Un atto ordinario che aveva molto il sapore dell’allerta in vista di una possibile retromarcia, nonostante già dalla sera del 27 aprile il braccio di ferro con Roma sembrava innescato, con tanto di grandi proclami dal sapore pre elettorale da parte dei vertici della Svp .

Proclami capaci di sollevare tuttavia non altro effetto che quello di ravvivare pericolosi focolai di indipendentismo locale con iniziative organizzate (Volkspartei shock si ribella a Roma: “Stop alla cooperazione con il governo” “Los von Rom”: spunta la scritta fiammeggiante a Villabassa. Sul posto i carabinieri)

Un’iniziativa sostenuta anche dalle frange più radicali e strumentalizzata come occasione di ‘rottura’ degli obblighi verso lo Stato e per chiedere una emancipazione integrale dell’Alto Adige”, ha sottolineato ieri il deputato di Fratelli d’Italia Francesco Lollobrigida.

Anche la Lega, partner di governo e pur favorevole alla gestione autonoma della fase 2 sulle riaperture, ha condannato con forza gli episodi avvenuti nella notte tra l’1 e il 2 maggio (Los Von Rom’, la Lega: “Provocazione delirante in un momento delicato per la comunità”).
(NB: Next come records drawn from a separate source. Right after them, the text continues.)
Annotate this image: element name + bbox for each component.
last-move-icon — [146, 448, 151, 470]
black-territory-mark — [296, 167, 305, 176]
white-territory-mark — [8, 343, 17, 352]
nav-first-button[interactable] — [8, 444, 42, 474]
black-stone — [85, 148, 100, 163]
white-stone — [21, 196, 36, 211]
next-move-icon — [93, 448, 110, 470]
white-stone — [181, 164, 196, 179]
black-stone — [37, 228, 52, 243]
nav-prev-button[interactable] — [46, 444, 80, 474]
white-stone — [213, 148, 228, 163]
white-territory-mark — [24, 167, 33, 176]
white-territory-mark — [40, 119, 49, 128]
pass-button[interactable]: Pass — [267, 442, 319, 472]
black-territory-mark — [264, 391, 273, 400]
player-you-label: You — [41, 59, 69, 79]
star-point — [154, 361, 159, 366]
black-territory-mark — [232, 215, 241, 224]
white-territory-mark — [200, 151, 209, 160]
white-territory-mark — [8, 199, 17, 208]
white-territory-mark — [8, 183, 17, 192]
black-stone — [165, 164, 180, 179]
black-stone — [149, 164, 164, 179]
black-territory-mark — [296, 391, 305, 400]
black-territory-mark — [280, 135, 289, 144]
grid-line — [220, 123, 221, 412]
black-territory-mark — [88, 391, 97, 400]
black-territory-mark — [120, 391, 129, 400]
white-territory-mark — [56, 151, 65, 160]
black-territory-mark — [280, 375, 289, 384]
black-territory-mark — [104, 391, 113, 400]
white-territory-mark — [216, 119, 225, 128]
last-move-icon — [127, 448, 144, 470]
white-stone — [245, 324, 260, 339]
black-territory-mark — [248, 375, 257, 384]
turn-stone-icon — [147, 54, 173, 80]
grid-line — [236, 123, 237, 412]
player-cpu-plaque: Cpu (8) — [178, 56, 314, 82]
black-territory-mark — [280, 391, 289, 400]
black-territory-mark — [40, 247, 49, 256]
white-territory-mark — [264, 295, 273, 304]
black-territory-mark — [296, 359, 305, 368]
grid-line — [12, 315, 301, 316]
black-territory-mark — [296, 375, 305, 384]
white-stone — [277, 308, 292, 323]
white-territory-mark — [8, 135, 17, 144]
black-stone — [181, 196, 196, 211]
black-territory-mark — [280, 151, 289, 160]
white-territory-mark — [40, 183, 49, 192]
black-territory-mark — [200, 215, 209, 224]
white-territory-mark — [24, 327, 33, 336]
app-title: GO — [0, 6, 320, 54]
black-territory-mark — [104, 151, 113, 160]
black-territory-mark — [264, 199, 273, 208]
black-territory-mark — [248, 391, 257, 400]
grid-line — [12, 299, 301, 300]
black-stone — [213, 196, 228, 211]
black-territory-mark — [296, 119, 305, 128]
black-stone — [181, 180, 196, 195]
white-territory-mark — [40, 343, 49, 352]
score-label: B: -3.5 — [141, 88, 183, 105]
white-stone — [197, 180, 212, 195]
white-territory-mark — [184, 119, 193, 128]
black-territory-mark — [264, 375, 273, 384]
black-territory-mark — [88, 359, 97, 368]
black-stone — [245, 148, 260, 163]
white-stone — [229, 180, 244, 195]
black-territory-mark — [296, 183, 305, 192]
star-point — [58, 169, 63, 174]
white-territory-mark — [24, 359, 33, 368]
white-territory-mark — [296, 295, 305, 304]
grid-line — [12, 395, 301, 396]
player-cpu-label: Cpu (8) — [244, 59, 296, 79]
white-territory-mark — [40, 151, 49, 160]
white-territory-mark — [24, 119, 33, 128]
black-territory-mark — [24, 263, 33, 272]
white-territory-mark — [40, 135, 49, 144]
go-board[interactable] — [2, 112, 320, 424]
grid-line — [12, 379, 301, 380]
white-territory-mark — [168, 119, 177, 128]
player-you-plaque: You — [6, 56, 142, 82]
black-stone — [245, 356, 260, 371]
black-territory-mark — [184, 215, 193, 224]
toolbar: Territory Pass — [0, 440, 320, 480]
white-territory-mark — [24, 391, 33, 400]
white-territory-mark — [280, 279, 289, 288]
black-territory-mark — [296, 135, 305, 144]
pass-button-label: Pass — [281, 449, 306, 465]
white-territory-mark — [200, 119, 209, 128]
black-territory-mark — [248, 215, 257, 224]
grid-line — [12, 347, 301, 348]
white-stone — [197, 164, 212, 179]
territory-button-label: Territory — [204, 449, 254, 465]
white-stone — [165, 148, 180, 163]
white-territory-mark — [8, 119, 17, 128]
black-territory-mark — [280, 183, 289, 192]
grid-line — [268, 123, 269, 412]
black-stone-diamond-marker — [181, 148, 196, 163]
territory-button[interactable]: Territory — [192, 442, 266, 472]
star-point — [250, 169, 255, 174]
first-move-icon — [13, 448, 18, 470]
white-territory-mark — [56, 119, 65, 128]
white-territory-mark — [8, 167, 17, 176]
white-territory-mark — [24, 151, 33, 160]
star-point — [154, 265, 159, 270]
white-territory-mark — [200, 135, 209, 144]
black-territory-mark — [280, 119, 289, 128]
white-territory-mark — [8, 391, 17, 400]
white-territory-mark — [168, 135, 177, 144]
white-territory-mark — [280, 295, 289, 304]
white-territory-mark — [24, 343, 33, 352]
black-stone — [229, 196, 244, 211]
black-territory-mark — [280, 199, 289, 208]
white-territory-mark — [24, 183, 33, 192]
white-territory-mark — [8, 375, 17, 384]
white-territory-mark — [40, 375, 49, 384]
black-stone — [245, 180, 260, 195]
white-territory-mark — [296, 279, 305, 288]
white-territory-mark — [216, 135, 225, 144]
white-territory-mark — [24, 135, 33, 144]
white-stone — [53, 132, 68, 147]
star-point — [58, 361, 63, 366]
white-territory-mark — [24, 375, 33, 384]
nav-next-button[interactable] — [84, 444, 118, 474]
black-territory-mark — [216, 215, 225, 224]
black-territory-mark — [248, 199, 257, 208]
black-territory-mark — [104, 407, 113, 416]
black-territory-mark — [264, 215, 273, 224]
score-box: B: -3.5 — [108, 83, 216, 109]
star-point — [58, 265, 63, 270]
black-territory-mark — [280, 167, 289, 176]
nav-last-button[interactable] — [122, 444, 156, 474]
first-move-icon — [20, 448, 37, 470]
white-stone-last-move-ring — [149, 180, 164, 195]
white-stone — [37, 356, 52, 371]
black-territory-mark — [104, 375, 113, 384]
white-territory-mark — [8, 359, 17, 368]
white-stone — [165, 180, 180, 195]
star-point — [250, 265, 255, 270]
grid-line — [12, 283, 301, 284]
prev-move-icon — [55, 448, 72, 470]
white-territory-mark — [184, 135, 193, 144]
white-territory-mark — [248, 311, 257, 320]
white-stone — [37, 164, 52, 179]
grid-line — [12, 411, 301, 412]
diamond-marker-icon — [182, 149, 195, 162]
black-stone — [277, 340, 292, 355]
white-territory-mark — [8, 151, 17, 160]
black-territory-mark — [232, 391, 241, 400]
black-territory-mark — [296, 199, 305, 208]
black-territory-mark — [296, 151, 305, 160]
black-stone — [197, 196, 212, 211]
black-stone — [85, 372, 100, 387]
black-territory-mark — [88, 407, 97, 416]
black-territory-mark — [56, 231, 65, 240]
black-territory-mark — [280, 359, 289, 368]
Ma il problema ora rimane un altro: quello della giustificazione di una eventuale marcia indietro sulla promessa di ‘gran ribellione’ contro il centralismo romano. Una magra figura alla quale la Volkspartei dovrebbe rimediare davanti al proprio elettorato, peraltro già ridotto all’osso. Probabilmente andando avanti con il ddl senza ricalibrare le attese in barba al veto romano.

Nel frattempo Boccia non lo ha detto, ma lo ha fatto intendere. L’Alto Adige dovrà attendere.